With ChatGPT's public preview AI has just taken a huge step forward
AI took yet another step forward and grabbed the world's attention with the public preview release of ChatGPT 3.5. Certainly, if you inhabit the Twittersphere you couldn't escape the many demonstrations of its prowess. From solving programming issues to writing screenplays, it seemed that ChatGPT had approached Skynet levels of sophistication. Indeed, we produced our own article using it.
It wasn't all as it seemed, however. Some of its responses became predictable, and Stack Overflow had to ban its use due to the incorrect coding it was producing. That said, ChatGPT is still a huge step forward, and because it can learn, it will get better and better. And that's something that many of us aren't fully prepared for.
David Shapton wrote, "It makes Siri look like Baird's mechanical TV in an age of 4K. And it makes Google's future look questionable, to say the least. After all, why would anyone want a terse set of approximate results possibly skewed by advertising revenue when you could have an academically researched response that's easy to read and factual?"
Read With ChatGPT's public preview AI has just taken a huge step forward.
Can nuclear fusion solve all our energy worries?
2022 had one more surprise up its sleeve. The running joke is that nuclear fusion is always 30 years away, but this trope may well have just been broken. The problem with fusion isn't that we can't do it, but that experiments up until now have always required more energy to be put into them than can comes out.
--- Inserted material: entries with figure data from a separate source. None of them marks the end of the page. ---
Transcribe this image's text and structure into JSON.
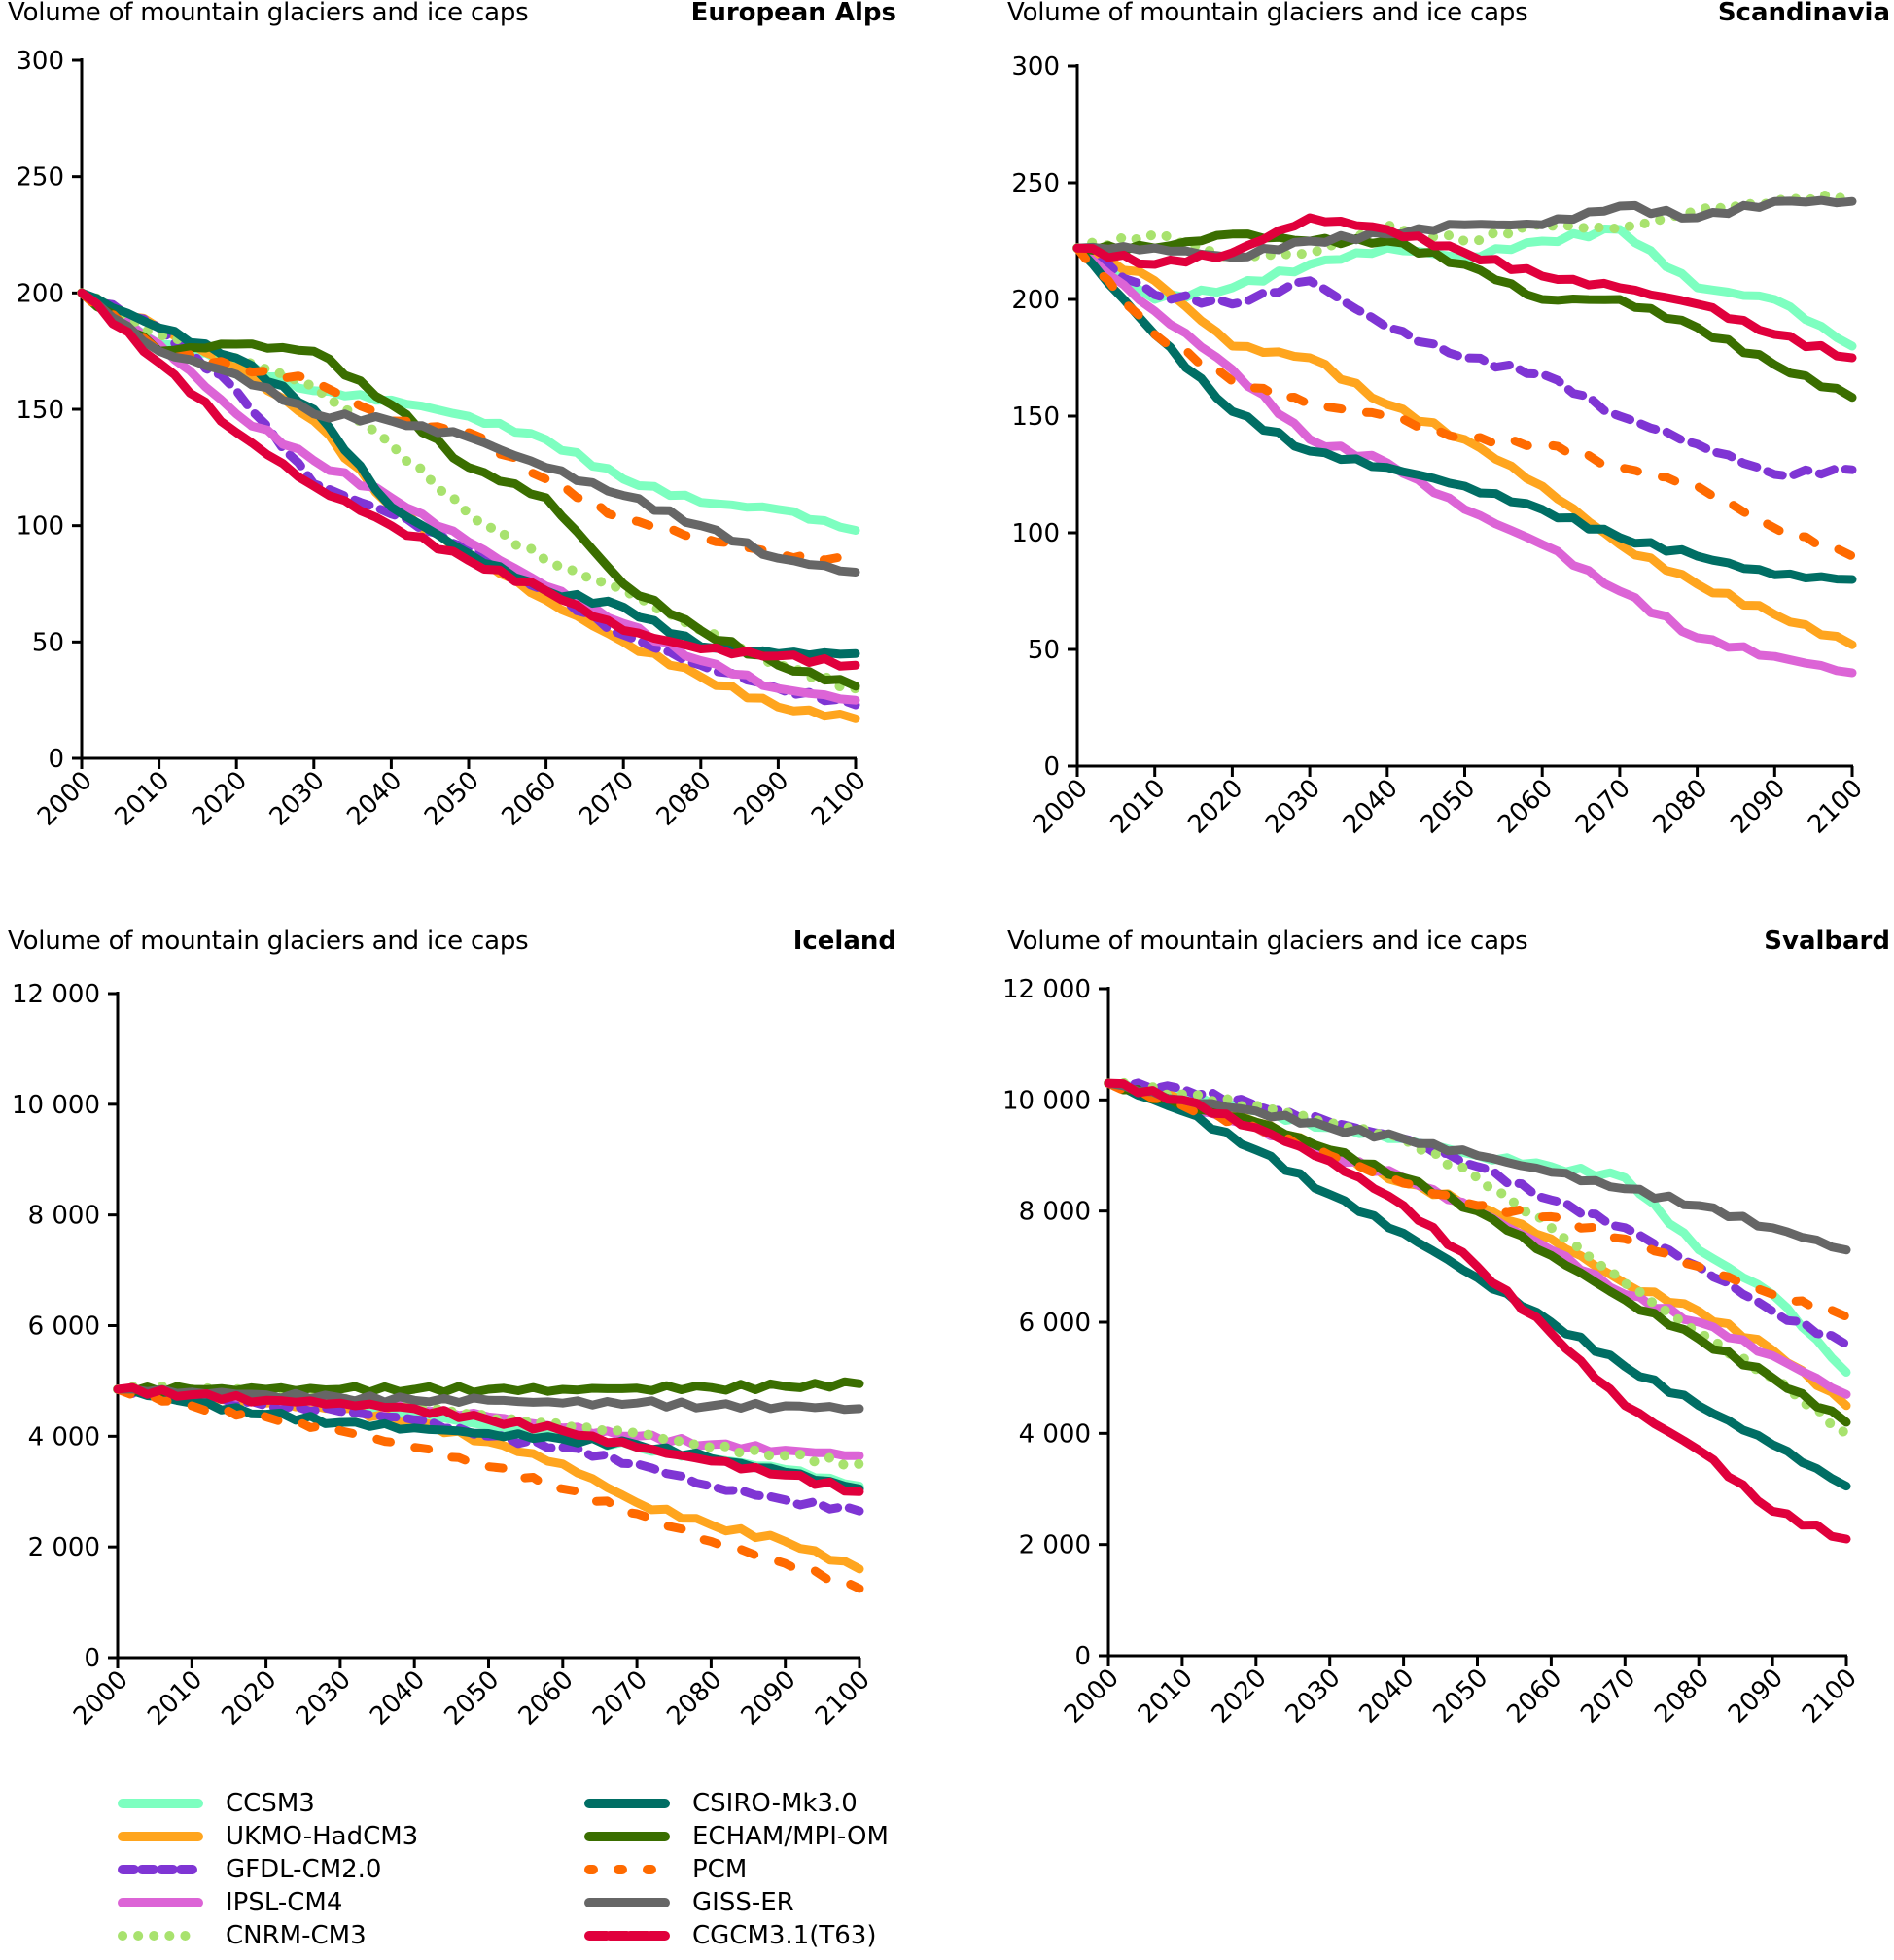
{
  "figure": {
    "legend": [
      {
        "name": "CCSM3",
        "color": "#7dffc0",
        "style": "solid"
      },
      {
        "name": "UKMO-HadCM3",
        "color": "#ffa51e",
        "style": "solid"
      },
      {
        "name": "GFDL-CM2.0",
        "color": "#7f35d4",
        "style": "dash"
      },
      {
        "name": "IPSL-CM4",
        "color": "#dc64d6",
        "style": "solid"
      },
      {
        "name": "CNRM-CM3",
        "color": "#a8e26e",
        "style": "dot"
      },
      {
        "name": "CSIRO-Mk3.0",
        "color": "#006e64",
        "style": "solid"
      },
      {
        "name": "ECHAM/MPI-OM",
        "color": "#3a6e00",
        "style": "solid"
      },
      {
        "name": "PCM",
        "color": "#ff6a00",
        "style": "dash-wide"
      },
      {
        "name": "GISS-ER",
        "color": "#666666",
        "style": "solid"
      },
      {
        "name": "CGCM3.1(T63)",
        "color": "#e0003c",
        "style": "solid-dashed"
      }
    ]
  },
  "chart_data": [
    {
      "type": "line",
      "title": "Volume of mountain glaciers and ice caps",
      "region": "European Alps",
      "xlabel": "",
      "ylabel": "",
      "x": [
        2000,
        2010,
        2020,
        2030,
        2040,
        2050,
        2060,
        2070,
        2080,
        2090,
        2100
      ],
      "xticks": [
        "2000",
        "2010",
        "2020",
        "2030",
        "2040",
        "2050",
        "2060",
        "2070",
        "2080",
        "2090",
        "2100"
      ],
      "yticks": [
        "0",
        "50",
        "100",
        "150",
        "200",
        "250",
        "300"
      ],
      "ylim": [
        0,
        300
      ],
      "grid": false,
      "legend": "bottom",
      "series": [
        {
          "name": "CCSM3",
          "values": [
            200,
            178,
            170,
            158,
            154,
            147,
            137,
            120,
            110,
            107,
            98
          ]
        },
        {
          "name": "UKMO-HadCM3",
          "values": [
            200,
            185,
            168,
            145,
            108,
            88,
            68,
            50,
            35,
            22,
            17
          ]
        },
        {
          "name": "GFDL-CM2.0",
          "values": [
            200,
            185,
            158,
            118,
            105,
            90,
            72,
            53,
            40,
            30,
            23
          ]
        },
        {
          "name": "IPSL-CM4",
          "values": [
            200,
            178,
            148,
            128,
            112,
            93,
            74,
            58,
            42,
            30,
            25
          ]
        },
        {
          "name": "CNRM-CM3",
          "values": [
            200,
            182,
            172,
            160,
            135,
            105,
            85,
            72,
            55,
            40,
            30
          ]
        },
        {
          "name": "CSIRO-Mk3.0",
          "values": [
            200,
            185,
            172,
            150,
            108,
            88,
            72,
            65,
            48,
            45,
            45
          ]
        },
        {
          "name": "ECHAM/MPI-OM",
          "values": [
            200,
            175,
            178,
            175,
            152,
            125,
            112,
            75,
            55,
            40,
            31
          ]
        },
        {
          "name": "PCM",
          "values": [
            200,
            175,
            168,
            162,
            145,
            140,
            120,
            103,
            95,
            88,
            85
          ]
        },
        {
          "name": "GISS-ER",
          "values": [
            200,
            175,
            165,
            148,
            145,
            138,
            125,
            113,
            100,
            86,
            80
          ]
        },
        {
          "name": "CGCM3.1(T63)",
          "values": [
            200,
            170,
            140,
            117,
            100,
            85,
            72,
            55,
            47,
            44,
            40
          ]
        }
      ]
    },
    {
      "type": "line",
      "title": "Volume of mountain glaciers and ice caps",
      "region": "Scandinavia",
      "xlabel": "",
      "ylabel": "",
      "x": [
        2000,
        2010,
        2020,
        2030,
        2040,
        2050,
        2060,
        2070,
        2080,
        2090,
        2100
      ],
      "xticks": [
        "2000",
        "2010",
        "2020",
        "2030",
        "2040",
        "2050",
        "2060",
        "2070",
        "2080",
        "2090",
        "2100"
      ],
      "yticks": [
        "0",
        "50",
        "100",
        "150",
        "200",
        "250",
        "300"
      ],
      "ylim": [
        0,
        300
      ],
      "grid": false,
      "legend": "bottom",
      "series": [
        {
          "name": "CCSM3",
          "values": [
            222,
            200,
            205,
            215,
            222,
            218,
            225,
            230,
            205,
            200,
            180
          ]
        },
        {
          "name": "UKMO-HadCM3",
          "values": [
            222,
            208,
            180,
            175,
            155,
            140,
            120,
            95,
            78,
            65,
            52
          ]
        },
        {
          "name": "GFDL-CM2.0",
          "values": [
            222,
            202,
            198,
            208,
            188,
            175,
            168,
            150,
            138,
            125,
            127
          ]
        },
        {
          "name": "IPSL-CM4",
          "values": [
            222,
            195,
            170,
            140,
            130,
            110,
            95,
            75,
            55,
            47,
            40
          ]
        },
        {
          "name": "CNRM-CM3",
          "values": [
            222,
            228,
            218,
            220,
            232,
            225,
            232,
            230,
            238,
            242,
            245
          ]
        },
        {
          "name": "CSIRO-Mk3.0",
          "values": [
            222,
            185,
            152,
            135,
            128,
            120,
            110,
            98,
            90,
            82,
            80
          ]
        },
        {
          "name": "ECHAM/MPI-OM",
          "values": [
            222,
            222,
            228,
            225,
            225,
            215,
            200,
            200,
            188,
            172,
            158
          ]
        },
        {
          "name": "PCM",
          "values": [
            222,
            185,
            165,
            155,
            150,
            140,
            138,
            128,
            120,
            102,
            90
          ]
        },
        {
          "name": "GISS-ER",
          "values": [
            222,
            222,
            218,
            225,
            228,
            232,
            232,
            240,
            235,
            242,
            242
          ]
        },
        {
          "name": "CGCM3.1(T63)",
          "values": [
            222,
            215,
            220,
            235,
            230,
            220,
            210,
            205,
            198,
            185,
            175
          ]
        }
      ]
    },
    {
      "type": "line",
      "title": "Volume of mountain glaciers and ice caps",
      "region": "Iceland",
      "xlabel": "",
      "ylabel": "",
      "x": [
        2000,
        2010,
        2020,
        2030,
        2040,
        2050,
        2060,
        2070,
        2080,
        2090,
        2100
      ],
      "xticks": [
        "2000",
        "2010",
        "2020",
        "2030",
        "2040",
        "2050",
        "2060",
        "2070",
        "2080",
        "2090",
        "2100"
      ],
      "yticks": [
        "0",
        "2 000",
        "4 000",
        "6 000",
        "8 000",
        "10 000",
        "12 000"
      ],
      "ylim": [
        0,
        12000
      ],
      "grid": false,
      "legend": "bottom",
      "series": [
        {
          "name": "CCSM3",
          "values": [
            4850,
            4750,
            4650,
            4550,
            4400,
            4200,
            4000,
            3800,
            3600,
            3400,
            3100
          ]
        },
        {
          "name": "UKMO-HadCM3",
          "values": [
            4850,
            4700,
            4600,
            4500,
            4250,
            3900,
            3500,
            2800,
            2400,
            2100,
            1600
          ]
        },
        {
          "name": "GFDL-CM2.0",
          "values": [
            4850,
            4700,
            4550,
            4450,
            4300,
            4000,
            3800,
            3500,
            3100,
            2850,
            2650
          ]
        },
        {
          "name": "IPSL-CM4",
          "values": [
            4850,
            4750,
            4700,
            4650,
            4500,
            4350,
            4150,
            4000,
            3850,
            3750,
            3650
          ]
        },
        {
          "name": "CNRM-CM3",
          "values": [
            4850,
            4850,
            4800,
            4700,
            4550,
            4350,
            4200,
            4050,
            3800,
            3650,
            3500
          ]
        },
        {
          "name": "CSIRO-Mk3.0",
          "values": [
            4850,
            4600,
            4400,
            4250,
            4150,
            4050,
            3950,
            3850,
            3600,
            3350,
            3050
          ]
        },
        {
          "name": "ECHAM/MPI-OM",
          "values": [
            4850,
            4850,
            4850,
            4850,
            4850,
            4850,
            4850,
            4870,
            4880,
            4900,
            4950
          ]
        },
        {
          "name": "PCM",
          "values": [
            4850,
            4550,
            4350,
            4100,
            3800,
            3450,
            3050,
            2600,
            2100,
            1700,
            1250
          ]
        },
        {
          "name": "GISS-ER",
          "values": [
            4850,
            4800,
            4750,
            4700,
            4650,
            4650,
            4600,
            4600,
            4550,
            4550,
            4500
          ]
        },
        {
          "name": "CGCM3.1(T63)",
          "values": [
            4850,
            4750,
            4650,
            4600,
            4500,
            4300,
            4100,
            3800,
            3550,
            3300,
            3000
          ]
        }
      ]
    },
    {
      "type": "line",
      "title": "Volume of mountain glaciers and ice caps",
      "region": "Svalbard",
      "xlabel": "",
      "ylabel": "",
      "x": [
        2000,
        2010,
        2020,
        2030,
        2040,
        2050,
        2060,
        2070,
        2080,
        2090,
        2100
      ],
      "xticks": [
        "2000",
        "2010",
        "2020",
        "2030",
        "2040",
        "2050",
        "2060",
        "2070",
        "2080",
        "2090",
        "2100"
      ],
      "yticks": [
        "0",
        "2 000",
        "4 000",
        "6 000",
        "8 000",
        "10 000",
        "12 000"
      ],
      "ylim": [
        0,
        12000
      ],
      "grid": false,
      "legend": "bottom",
      "series": [
        {
          "name": "CCSM3",
          "values": [
            10300,
            10100,
            9800,
            9500,
            9300,
            9000,
            8800,
            8600,
            7300,
            6500,
            5100
          ]
        },
        {
          "name": "UKMO-HadCM3",
          "values": [
            10300,
            10000,
            9600,
            9100,
            8500,
            8100,
            7500,
            6700,
            6200,
            5500,
            4500
          ]
        },
        {
          "name": "GFDL-CM2.0",
          "values": [
            10300,
            10200,
            9900,
            9600,
            9300,
            8800,
            8200,
            7700,
            7000,
            6200,
            5600
          ]
        },
        {
          "name": "IPSL-CM4",
          "values": [
            10300,
            9900,
            9500,
            9000,
            8600,
            8000,
            7300,
            6500,
            6000,
            5400,
            4700
          ]
        },
        {
          "name": "CNRM-CM3",
          "values": [
            10300,
            10100,
            9900,
            9600,
            9300,
            8600,
            7700,
            6700,
            5800,
            5000,
            4000
          ]
        },
        {
          "name": "CSIRO-Mk3.0",
          "values": [
            10300,
            9800,
            9100,
            8300,
            7600,
            6800,
            6000,
            5200,
            4500,
            3800,
            3050
          ]
        },
        {
          "name": "ECHAM/MPI-OM",
          "values": [
            10300,
            9900,
            9600,
            9100,
            8600,
            8000,
            7200,
            6400,
            5700,
            5000,
            4200
          ]
        },
        {
          "name": "PCM",
          "values": [
            10300,
            9900,
            9500,
            9000,
            8500,
            8100,
            7900,
            7500,
            7000,
            6500,
            6100
          ]
        },
        {
          "name": "GISS-ER",
          "values": [
            10300,
            10000,
            9800,
            9500,
            9300,
            9000,
            8700,
            8400,
            8100,
            7700,
            7300
          ]
        },
        {
          "name": "CGCM3.1(T63)",
          "values": [
            10300,
            10000,
            9500,
            8900,
            8100,
            7000,
            5800,
            4500,
            3700,
            2600,
            2100
          ]
        }
      ]
    }
  ]
}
The holy grail is a thing called ignition.
A team at the Lawrence Livermore National Laboratory in California recently announced that it had managed to generate 3.15MJ of energy from an input of 2.05MJ. It's a minuscule amount of energy, but the point here isn't just that the experiment produced more energy than was placed into it, but that it achieved ignition, in other words it became self sustaining.
Recent projects to construct fusion reactors have taken a different tactic, with some not aiming to achieve ignition at all, First Light Fusion, for instance, is looking at a method called projectile fusion. According to First Light Fusion, "Projectile fusion is a new approach to inertial fusion that is simpler, more energy efficient, and has lower physics risk. Inertial fusion is a pulsed process, where, like an internal combustion engine, a small amount of fuel is injected and sparked to make it burn. The main existing approach to inertial fusion uses a large laser as the "spark plug", triggering the reaction. We use a high velocity projectile instead."
This isn't the only alternative approach, either, with several private start-ups constructing different types of reactors to test out their approaches. Regardless, the recent breakthrough with ignition based fusion is a huge milestone.
Read Can nuclear fusion solve all our energy worries?
And with that, RedShark wishes all its readers the very best for the new year. Brace yourself, because if this year was anything to go by, we haven't seen anything yet.